That is the story, but it’s only a story. Nevertheless, stories are all we have.
Who was Kathy Acker?
“I am a creature of extremes,” she once said, “I have no patience with middle ground.” We all contain and embody contradictions, but Acker more than most. She was everything she was supposed to be, and simultaneously the precise opposite.
From the pouts and scowls she gave to the camera, the leathers and leopard-prints, the elaborate, extravagant tattoos which covered her back and shoulders, the piercings in her tongue and eyebrows and navel and elsewhere, the cropped or tramlined hair and the bulging muscles she’d earned from almost twenty years of serious weight-training, you’d expect the ‘underground sex queen’ of legend, whose work was banned in Germany for its potential to corrupt the youth. What you got when you met her was a soft-voiced woman, five foot two, with big wide eyes; an endearing, slightly knock-kneed walk; a ready smile; exquisite manners, and the ability to converse with just about anybody on just about any topic.
The first key to understanding Acker both in life and on the page is that she could play the ‘street’ and ‘salon’ cards simultaneously because she was renegade posh. She was brought up rich: in another universe, she might have become one of those wealthy Manhattan women who spend their lives shopping and supervising their domestic staff, dishing the dirt over Martinis and cigarettes in expensive restaurants whilst chauffeurs wait outside with the limos. That, certainly, was her heritage.
However, she was profoundly alienated from it. Her father had vamoosed when her mother was three months pregnant. Her mother blamed her for his departure, and never, ever, let her forget that she wasn’t forgiven. The only affection she received at home came from her maternal grandmother. Her stepfather made sexual advances to her, and her mother — having spent her way through her share of the family fortune — committed suicide when Kathy was 30. The invocation of her demon mother became a persistent strand through all of her writing.

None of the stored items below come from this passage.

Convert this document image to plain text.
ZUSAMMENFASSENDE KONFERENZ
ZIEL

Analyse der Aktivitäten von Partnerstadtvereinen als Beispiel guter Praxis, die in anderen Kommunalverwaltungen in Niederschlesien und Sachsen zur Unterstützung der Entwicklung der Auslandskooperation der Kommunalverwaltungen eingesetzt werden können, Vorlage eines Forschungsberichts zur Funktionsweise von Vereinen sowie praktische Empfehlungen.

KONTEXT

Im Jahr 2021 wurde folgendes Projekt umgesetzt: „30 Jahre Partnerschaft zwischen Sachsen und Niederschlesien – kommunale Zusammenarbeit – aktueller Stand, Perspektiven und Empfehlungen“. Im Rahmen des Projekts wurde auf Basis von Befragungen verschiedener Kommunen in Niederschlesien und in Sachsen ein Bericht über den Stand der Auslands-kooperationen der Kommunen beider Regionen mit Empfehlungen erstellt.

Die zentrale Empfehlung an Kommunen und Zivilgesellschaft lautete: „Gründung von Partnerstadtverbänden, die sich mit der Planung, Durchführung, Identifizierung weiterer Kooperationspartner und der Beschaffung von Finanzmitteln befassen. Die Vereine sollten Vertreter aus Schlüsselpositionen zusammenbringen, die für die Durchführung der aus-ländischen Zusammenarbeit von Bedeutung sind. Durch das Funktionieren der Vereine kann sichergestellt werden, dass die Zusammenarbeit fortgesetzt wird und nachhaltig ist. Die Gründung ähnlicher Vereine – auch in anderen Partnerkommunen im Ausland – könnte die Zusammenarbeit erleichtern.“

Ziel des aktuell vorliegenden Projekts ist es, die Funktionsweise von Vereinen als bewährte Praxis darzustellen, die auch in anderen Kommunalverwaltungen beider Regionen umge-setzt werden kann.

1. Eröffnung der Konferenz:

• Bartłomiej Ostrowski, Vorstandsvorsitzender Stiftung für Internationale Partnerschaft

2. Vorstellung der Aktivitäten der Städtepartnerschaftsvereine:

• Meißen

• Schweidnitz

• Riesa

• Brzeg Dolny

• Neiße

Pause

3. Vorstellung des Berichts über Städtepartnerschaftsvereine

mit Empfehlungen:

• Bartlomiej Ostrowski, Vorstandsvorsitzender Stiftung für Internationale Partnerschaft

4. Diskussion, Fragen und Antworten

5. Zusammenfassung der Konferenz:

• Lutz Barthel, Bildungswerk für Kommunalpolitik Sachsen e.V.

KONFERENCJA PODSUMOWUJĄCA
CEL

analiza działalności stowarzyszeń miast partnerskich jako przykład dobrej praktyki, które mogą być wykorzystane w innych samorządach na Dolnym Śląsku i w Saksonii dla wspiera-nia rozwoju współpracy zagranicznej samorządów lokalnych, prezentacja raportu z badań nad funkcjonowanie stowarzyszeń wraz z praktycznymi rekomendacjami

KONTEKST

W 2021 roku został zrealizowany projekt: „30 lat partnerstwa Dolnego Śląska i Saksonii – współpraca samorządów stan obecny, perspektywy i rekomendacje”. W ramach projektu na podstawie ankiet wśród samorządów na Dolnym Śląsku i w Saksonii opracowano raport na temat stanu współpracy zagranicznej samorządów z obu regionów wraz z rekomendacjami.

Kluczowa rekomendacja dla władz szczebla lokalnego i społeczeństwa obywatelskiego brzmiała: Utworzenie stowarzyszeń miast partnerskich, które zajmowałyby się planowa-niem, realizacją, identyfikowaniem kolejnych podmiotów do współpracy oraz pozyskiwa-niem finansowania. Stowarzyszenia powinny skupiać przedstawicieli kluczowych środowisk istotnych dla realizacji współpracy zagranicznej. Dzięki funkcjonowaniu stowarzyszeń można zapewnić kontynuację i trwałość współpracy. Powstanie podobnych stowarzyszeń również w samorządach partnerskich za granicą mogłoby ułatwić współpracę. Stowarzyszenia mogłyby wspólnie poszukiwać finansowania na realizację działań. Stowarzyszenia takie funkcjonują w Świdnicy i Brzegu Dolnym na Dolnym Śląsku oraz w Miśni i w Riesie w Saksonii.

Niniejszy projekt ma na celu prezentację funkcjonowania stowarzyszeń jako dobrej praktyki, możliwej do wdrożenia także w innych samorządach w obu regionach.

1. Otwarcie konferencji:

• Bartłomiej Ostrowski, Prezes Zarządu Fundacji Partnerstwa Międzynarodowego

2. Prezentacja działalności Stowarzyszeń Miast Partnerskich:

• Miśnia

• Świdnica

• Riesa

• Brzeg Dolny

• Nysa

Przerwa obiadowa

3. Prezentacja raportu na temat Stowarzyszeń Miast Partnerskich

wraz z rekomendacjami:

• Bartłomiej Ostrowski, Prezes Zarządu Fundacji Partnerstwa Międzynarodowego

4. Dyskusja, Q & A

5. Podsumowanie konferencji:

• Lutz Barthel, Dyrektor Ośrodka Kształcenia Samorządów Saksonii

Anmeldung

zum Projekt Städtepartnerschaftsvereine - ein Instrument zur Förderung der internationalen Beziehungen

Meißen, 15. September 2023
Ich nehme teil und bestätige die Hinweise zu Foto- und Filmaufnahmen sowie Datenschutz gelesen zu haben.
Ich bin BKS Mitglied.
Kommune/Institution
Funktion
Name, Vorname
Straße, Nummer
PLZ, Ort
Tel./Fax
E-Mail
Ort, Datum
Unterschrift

Academically spectacularly bright, she found refuge in books and sex. She read voraciously and eclectically, and she learned to listen to her body and respect the truths it told her — often masturbating as she read or wrote, using orgasm to crack open her psyche to expose it most fully to the text — and that was one of the reasons why the cancer so terrified her. For the first time in her life, her body — the body she adorned with the tats and piercings, and built up with the weights; her instrument of both enlightenment and pleasure — now withheld a terrible secret from her. Her body became a text she was unable to read.
Emerging from college with major medical bills (she suffered from a twisted colon), she financed her treatment by working on 42nd St as stripper, go-go dancer and porno actress — some of those films, she said, are still in circulation — conducting her first literary experiments scribbling in her notebook between shows. Her writing, like her existence, eschewed the mainstream whilst spanning ‘high’ and ‘low’: juxtaposing the arcana of mythology and surrealism with the most uncompromising dirty realism, collapsing narrative and demolishing character, sampling and deforming elements from any texts that took her fancy. Whatever they were originally ‘about’, they became about Kathy: the only ‘characters’ in her work are all her.
She became a fixture on the ’70s arty-punk scene, virtually living at CBGBs (the pioneer punk club on the Bowery which spawned Patti Smith, Talking Heads, Television, Blondie and The Ramones) and the St Marks Poetry Project. Her early work, self-published in pamphlet form, began to attract attention, culminating in her first ‘proper’ publication, the 1984 British edition of what is still her most famous work, Blood And Guts In High School. She lived in London during the second half of the ’80s before briefly returning to New York and then settling in San Francisco.
Having completed post-graduate studies, she became a working academic and travelling lecturer, as well as an art critic and performance artist. During the San Francisco years, she spent at least two weeks of every month on the road, performing and lecturing. These activities also provided the bulk of her income: she never earned very much from her novels. “I do all this stuff,” she said, “to subsidise an extremely expensive novel-writing habit.”